It was Clifton, and his word came none too soon. I stiffened under its quiet force, and, taking his arm, let him lead me out of a side door, where the crowd was smaller and its attention even more absorbed.

I soon saw its cause—Carmel was entering the doorway from the street. She had come to greet her brother; and her face, quite unveiled, was beaming with beauty and joy. In an instant I forgot myself, forgot everything but her and the effect she produced upon those about her. No noisy demonstration here; admiration and love were shown in looks and the low-breathed prayer for her welfare which escaped from more than one pair of lips. She smiled and their hearts were hers; she essayed to move forward and the people crowded back as if at a queen’s passage; but there was no noise.

When she reappeared, it was on Arthur’s arm. I had not been able to move from the place in which we were hemmed; nor had I wished to. I was hungry for a glance of her eye. Would it turn my way, and, if it did, would it leave a curse or a blessing behind it? In anxiety for the blessing, I was willing to risk the curse; and I followed her every step with hungry glances, until she reached the doorway and turned to give another shake of the hand to Mr. Moffat, who had followed them. But she did not see me.

“I cannot miss it! I must catch her eye!” I whispered to Clifton. “Get me out of this; it will be several minutes before they can reach the sleigh. Let me see her, for one instant, face to face.”

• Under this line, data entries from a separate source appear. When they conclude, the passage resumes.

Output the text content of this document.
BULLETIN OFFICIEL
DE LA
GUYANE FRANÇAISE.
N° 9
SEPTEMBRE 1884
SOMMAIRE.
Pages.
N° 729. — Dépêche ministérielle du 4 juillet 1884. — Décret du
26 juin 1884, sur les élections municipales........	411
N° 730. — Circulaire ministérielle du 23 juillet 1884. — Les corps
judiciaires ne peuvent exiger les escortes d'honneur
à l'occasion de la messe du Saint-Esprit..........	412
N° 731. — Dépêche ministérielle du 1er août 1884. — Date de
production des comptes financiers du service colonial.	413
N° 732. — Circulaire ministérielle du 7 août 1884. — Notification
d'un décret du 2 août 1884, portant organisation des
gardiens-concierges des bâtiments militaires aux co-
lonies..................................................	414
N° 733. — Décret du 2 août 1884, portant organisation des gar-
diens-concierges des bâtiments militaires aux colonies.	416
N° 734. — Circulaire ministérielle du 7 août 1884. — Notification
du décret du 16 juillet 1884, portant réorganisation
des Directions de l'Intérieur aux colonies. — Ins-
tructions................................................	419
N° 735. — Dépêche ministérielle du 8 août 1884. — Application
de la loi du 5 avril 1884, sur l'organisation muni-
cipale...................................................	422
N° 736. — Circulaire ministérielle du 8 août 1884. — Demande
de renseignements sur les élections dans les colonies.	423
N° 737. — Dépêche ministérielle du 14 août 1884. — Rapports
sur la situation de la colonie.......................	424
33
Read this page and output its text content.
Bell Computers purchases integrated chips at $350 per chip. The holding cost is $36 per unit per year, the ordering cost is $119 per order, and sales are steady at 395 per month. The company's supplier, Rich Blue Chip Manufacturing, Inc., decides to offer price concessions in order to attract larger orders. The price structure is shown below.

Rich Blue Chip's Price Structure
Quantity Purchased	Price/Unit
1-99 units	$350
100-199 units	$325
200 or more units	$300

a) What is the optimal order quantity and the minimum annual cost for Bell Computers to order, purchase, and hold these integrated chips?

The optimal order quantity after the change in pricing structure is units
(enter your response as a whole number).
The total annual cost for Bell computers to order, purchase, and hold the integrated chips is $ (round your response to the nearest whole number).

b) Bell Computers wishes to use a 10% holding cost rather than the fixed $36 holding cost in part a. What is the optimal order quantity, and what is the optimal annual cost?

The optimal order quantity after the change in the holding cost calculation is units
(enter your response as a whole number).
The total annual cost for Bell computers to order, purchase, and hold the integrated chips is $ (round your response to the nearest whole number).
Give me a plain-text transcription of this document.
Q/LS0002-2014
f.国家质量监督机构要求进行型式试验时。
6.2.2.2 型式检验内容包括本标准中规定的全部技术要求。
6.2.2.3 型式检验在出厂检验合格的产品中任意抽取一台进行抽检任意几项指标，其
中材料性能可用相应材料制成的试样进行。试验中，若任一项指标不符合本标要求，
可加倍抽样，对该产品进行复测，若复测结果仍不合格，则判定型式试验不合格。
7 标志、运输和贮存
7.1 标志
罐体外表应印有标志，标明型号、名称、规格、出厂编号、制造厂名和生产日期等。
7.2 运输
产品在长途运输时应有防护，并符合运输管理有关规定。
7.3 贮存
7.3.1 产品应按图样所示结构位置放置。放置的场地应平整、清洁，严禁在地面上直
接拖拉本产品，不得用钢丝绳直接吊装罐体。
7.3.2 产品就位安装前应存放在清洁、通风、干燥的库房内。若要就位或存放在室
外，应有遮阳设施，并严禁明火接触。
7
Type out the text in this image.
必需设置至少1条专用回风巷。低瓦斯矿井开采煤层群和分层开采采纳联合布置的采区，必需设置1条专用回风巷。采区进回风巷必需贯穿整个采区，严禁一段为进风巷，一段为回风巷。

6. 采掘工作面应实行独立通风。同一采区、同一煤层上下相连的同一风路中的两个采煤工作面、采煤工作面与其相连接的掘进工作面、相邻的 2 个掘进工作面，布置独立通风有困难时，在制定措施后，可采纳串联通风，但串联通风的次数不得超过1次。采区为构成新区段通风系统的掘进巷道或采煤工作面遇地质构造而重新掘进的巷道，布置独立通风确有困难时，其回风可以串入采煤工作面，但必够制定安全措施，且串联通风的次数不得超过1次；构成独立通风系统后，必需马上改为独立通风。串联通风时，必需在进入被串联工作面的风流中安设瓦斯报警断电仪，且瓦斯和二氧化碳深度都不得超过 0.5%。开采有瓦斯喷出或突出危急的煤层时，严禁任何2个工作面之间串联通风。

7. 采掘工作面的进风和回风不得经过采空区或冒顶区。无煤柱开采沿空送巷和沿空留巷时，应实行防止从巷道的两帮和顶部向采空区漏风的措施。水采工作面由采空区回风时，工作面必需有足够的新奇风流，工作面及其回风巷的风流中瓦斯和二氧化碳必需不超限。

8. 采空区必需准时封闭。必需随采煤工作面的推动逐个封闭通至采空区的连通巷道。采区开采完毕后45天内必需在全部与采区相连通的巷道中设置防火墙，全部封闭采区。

Clifton disapproved, and made me aware of it; but he did my bidding, nevertheless. In a few moments we were on the sidewalk, and quite by ourselves; so that, if she turned again she could not fail to observe me. I had small hope, however, that she would so turn. She and Arthur were within a few feet of the curb and their own sleigh.

I had just time to see this sleigh, and note the rejoicing face of Zadok leaning sideways from the box, when I beheld her pause and slowly turn her head around and peer eagerly—and with what divine anxiety in her eyes—back over the heads of those thronging about her, until her gaze rested fully and sweetly on mine. My heart leaped, then sank down, down into unutterable depths; for in that instant her face changed, horror seized upon her beauty, and shook her frantic hold on Arthur’s arm.

I heard words uttered very near me, but I did not catch them. I did feel, however, the hand which was laid strongly and with authority upon my shoulder; and, tearing my eyes from her face only long enough to perceive that it was Sweetwater who had thus arrested me, I looked back at her, in time to see the questions leap from her lips to Arthur, whose answers I could well understand from the pitying movement in the crowd and the low hum of restrained voices which ran between her sinking figure and the spot where I stood apart, with the detective’s hand on my shoulder.

She had never been told of the incriminating position in which I had been seen in the club-house. It had been carefully kept from her, and she had supposed that my acquittal in the public mind was as certain as Arthur’s. Now she saw herself undeceived, and the reaction into doubt and misery was too much for her, and I saw her sinking under my eyes.

“Let me go to her!” I shrieked, utterly unconcerned with anything in the world but this tottering, fainting girl.

But Sweetwater’s hand only tightened on my shoulder, while Arthur, with an awful look at me, caught his sister in his arms, just as she fell to the ground before the swaying multitude.